In a letter sent to CEO Jeff Bezos last week, more than a dozen Amazon shareholders are reportedly pressuring the company to drop law-enforcement agencies as clients. The concerns stem specifically from Amazon’s Rekognition program, which offers powerful facial recognition to customers. Customers like, say, law-enforcement organizations in Florida and Oregon.
From CNN:
In one case, the Washington County [Oregon] sheriff’s office identified persons of interest, including a shoplifter caught on a hardware store’s cameras. The store camera’s image was automatically compared with thousands of photos of individuals processed while entering jail. This speeds up a process that used to rely on manual labor and the memory of police officers to identify people.
The case the shareholders are making is basically that Amazon’s stock price might dip if their technology is used to help commit civil-rights and human-rights violations. The shareholders are concerned that the software may be used “to unfairly and disproportionately target and surveil people of color, immigrants, and civil society organizations,” and that it might be used by “authoritarian regimes.”
“You just provide an image or video to the Rekognition API, and the service can identify the objects, people, text, scenes, and activities, as well as detect any inappropriate content,” the company says on the product page. “Amazon Rekognition also provides highly accurate facial analysis and facial recognition on images and video that you provide.”
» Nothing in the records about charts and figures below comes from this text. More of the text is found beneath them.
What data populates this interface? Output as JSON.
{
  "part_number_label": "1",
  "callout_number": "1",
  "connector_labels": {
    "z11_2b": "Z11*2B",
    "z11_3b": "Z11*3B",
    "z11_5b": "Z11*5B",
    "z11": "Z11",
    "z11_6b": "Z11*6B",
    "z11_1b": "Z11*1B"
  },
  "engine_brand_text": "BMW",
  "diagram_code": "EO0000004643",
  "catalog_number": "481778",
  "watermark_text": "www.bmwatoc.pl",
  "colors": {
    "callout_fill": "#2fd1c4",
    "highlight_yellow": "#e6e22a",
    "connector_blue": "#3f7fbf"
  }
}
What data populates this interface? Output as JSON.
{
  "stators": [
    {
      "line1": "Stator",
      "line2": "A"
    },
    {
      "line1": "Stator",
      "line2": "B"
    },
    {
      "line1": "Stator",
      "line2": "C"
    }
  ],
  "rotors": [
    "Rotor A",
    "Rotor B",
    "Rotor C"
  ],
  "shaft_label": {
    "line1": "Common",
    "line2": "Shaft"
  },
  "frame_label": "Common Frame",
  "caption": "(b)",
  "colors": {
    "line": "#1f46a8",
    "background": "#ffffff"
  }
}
Whether or not investor pressure will have any effect remains to be seen. In recent years, tech companies have had to work more aggressively to balance their mostly liberal outward appearance with acquiring and retaining lucrative government contracts. Google recently bowed to pressure over its work on a Department of Defense AI project, but that pressure came internally, from the employees who would have had to actually do the work, and not from investors pressuring the CEO.